Governmentality – a concept explored in detail by Roland Barthes – as a Marxist tool to describe market variations and the state’s attempt to claim responsibility for them (when the outcome was positive). This neologism was developed further by Foucault to account for:
“the way in which the modern state began to worry about individuals’ by asking: ‘How to govern oneself, how to be governed, how to govern others, by whom the people will accept being governed, how to become the best possible governor.”
The development of the regime of governmentality arose out of two processes: the displacement of feudalism by the sovereign-state and the Reformation and its counters. Daily economic and spiritual government were redefined and brought under the control of the new social formations that arose out of these processes. The state emerged as a centralizing tendency that sought to normalize itself and others, while a devolved religious authority produced a void, which came as a result of ecclesiastical conflicts and debates about divine right(s). The doctrine of transcendence and royalty came to represent managerial rather than immanent rule.
Government, governmentality and governance, came to be conceived and actualized in terms of climate, disease, industry, finance, custom and disaster – literally, a concern with life and death, and what could be calculated and managed between them. Wealth and health became goals to be attained through the disposition of capacities across the population, and “biological existence was reflected in political existence”. The site of class antagonism, under neoliberalism, is now framed in terms of bringing “life and its mechanisms into the realm of explicit calculations” and making “knowledge-power an agent of transformation of human life” . The individual thus became identified with political activity.
Governing people, under this regime, has come to mean obeying the “imperative of health: at once the duty of each and the objective of all”. Neoliberal capitalism as articulated the modern’s states imperative to deliver a docile and healthy labour force to business; thus cholera, sanitation and prostitution were figured as problems for governments to address in the contemporary era, through “the emergence of the health and physical well-being of the population in general as one of the essential objectives of political power”. The state is increasingly moved towards generative, productive power. Central here is the shift away from accumulation of power by the force of the sovereign, towards the population as the capacity to produce and consume things, while insisting on the state to regulate freedom in some compartments of life and complete obedience in others.
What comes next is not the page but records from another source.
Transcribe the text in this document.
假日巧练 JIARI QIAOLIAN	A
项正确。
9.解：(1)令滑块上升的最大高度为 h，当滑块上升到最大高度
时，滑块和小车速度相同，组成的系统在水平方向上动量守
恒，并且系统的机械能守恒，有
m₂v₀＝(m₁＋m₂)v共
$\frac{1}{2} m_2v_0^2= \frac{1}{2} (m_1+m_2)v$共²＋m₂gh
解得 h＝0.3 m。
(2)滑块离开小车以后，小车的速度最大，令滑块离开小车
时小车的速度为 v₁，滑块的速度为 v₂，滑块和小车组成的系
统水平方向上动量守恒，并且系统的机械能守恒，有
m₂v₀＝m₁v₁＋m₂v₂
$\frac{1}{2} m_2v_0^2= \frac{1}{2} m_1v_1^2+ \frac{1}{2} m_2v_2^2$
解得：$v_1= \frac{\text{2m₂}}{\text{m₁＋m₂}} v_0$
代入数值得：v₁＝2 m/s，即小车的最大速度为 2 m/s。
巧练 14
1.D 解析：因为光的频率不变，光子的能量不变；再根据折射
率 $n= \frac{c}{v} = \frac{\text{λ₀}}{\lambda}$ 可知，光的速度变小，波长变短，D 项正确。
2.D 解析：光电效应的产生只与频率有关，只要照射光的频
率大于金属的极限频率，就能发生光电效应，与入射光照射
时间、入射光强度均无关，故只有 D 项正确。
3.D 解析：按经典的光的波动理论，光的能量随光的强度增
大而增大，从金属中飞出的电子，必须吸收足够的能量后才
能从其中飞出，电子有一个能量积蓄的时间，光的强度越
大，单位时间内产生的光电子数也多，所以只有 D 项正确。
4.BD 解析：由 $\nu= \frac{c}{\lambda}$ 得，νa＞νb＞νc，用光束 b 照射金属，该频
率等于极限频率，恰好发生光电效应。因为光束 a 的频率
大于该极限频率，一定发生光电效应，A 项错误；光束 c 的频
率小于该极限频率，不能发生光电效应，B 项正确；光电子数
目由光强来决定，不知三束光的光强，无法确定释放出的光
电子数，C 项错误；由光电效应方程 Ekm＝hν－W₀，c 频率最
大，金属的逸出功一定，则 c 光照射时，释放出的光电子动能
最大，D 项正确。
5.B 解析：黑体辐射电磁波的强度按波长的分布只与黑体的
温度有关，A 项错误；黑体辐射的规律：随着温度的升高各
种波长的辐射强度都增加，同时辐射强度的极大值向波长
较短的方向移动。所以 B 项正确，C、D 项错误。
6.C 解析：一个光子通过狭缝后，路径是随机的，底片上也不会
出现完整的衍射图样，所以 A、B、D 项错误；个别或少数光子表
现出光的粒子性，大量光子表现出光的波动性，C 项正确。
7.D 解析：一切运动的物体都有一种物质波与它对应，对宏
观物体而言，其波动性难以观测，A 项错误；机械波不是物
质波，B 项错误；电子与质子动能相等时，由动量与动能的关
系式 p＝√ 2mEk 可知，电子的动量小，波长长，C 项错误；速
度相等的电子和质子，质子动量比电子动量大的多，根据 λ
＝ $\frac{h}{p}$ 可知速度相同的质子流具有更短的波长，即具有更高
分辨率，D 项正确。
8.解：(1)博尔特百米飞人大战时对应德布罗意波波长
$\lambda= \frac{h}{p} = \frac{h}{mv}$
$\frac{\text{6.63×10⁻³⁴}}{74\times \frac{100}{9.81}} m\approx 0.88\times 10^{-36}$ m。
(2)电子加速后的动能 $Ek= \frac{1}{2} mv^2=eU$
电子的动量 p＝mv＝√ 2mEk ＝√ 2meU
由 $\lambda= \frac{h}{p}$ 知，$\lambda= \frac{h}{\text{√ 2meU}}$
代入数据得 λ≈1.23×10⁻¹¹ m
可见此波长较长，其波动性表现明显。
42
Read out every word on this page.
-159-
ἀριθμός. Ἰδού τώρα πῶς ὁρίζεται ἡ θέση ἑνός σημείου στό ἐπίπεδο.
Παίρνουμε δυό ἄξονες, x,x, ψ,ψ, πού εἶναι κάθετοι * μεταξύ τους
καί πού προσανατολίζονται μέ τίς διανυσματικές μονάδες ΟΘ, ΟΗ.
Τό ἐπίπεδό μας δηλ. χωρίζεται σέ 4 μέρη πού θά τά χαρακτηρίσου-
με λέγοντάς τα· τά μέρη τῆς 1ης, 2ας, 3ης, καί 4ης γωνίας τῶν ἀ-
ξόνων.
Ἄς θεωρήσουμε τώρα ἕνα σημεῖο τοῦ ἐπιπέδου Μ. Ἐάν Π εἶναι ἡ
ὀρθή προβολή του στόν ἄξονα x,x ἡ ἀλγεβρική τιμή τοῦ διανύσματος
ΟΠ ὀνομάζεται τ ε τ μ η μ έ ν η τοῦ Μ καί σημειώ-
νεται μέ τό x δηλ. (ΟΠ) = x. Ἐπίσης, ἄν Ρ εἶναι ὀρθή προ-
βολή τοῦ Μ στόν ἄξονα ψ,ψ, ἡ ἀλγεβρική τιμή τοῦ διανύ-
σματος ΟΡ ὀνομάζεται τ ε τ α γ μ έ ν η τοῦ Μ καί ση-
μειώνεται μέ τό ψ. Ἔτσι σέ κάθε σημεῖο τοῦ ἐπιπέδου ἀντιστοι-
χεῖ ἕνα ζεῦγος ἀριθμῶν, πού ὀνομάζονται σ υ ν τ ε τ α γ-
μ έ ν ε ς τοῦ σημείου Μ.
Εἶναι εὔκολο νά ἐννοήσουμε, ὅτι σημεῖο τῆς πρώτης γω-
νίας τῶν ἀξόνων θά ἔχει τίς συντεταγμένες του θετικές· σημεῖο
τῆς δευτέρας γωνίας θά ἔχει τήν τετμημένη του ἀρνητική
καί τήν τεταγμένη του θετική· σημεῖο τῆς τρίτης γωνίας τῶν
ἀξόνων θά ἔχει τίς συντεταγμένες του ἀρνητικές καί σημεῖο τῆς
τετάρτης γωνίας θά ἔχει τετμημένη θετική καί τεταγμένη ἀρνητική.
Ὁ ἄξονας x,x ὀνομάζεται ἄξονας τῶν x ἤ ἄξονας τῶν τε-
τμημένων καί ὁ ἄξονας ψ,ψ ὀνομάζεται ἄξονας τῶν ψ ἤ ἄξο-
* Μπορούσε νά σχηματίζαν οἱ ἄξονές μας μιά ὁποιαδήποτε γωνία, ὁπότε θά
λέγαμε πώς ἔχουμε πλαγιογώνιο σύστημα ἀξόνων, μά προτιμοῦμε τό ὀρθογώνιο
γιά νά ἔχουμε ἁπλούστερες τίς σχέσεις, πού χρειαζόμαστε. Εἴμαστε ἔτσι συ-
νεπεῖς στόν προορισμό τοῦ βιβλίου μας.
The neoliberal usage of governmentality can be understood in the following ways:
§ The utilization of economics to mold the population into efficient and effective producers.
§ The design of an array of apparatuses to create the conditions for this productivity, largely through the promotion of ‘individuality’.
§ The transformation of justice into human ‘improvement’ seen through the relationship between education and penology.
§ The indoctrination of the state by the social and the infestation of sovereignty with demography.
§ The centering of the population as a set of desiring, producing subjects who are both ready to ‘fight’ for the state and to ‘question’ its activities.
§ The development of the ‘market’ as the “ ‘test,’ a locus of privileged experience where one [can] identify the effects of excessive governmentality”.
§ The management of the social squarely within the realm of ‘civil society’.
§ Governance as the science that seeks to organize the public by having it organize itself, through the material inscription of discourse into policies and programs of the state and capital through technology.
 See Barthes, 1973: 130.
 Foucault, 1991b: 4.
 Foucault, 1991a: 87-90.
 Foucault, 191a: 97
 Foucault, 1991a: 92-95.
 Foucault, 1991a: 277. Foucault also notes that even as Revolutionary France was embarking on a régime of slaughter, public-health campaigns were underway, as the state constructed what Foucault terms a ‘Janus-faced’ “games between death and life”.
 Foucault, 2003: 241.
 Foucault, 1994: 125.
 Foucault (2003: 29, 37, 241) uses the example in this context of the ‘problem of the central soul’ of the state, was become conceived as immanent in “multiple peripheral bodies” and the messy labour of controlling them. Such move allowed for the “transformation, not at the level of political theory, but rather at the level of mechanisms, techniques and technologies of power”.
 Foucault, 1997: 76.
 As Foucault (1979b) notes, “civil society is the concrete ensemble within which these abstract points, economic men, need to be positioned in order to be made adequately manageable”.
 Foucault (1988: 18) develops this concept further, calling technology the “matrix of popular reason”, and indicating that it has four categories:
§ ‘Technologies of Production’: which make for the physical transformation of material objects;
§ ‘Technologies of Sign Systems’: which are semiotic;
§ ‘Technologies of Power’: which form subjects as a means of dominating individuals and encouraging them to define themselves in particular ways;
§ ‘Technologies of the Self’: which are applied to individuals to make themselves autotelically happy.
This analysis is not so distant from Classical Marxism, and is useful as a means to inspect neoliberalism.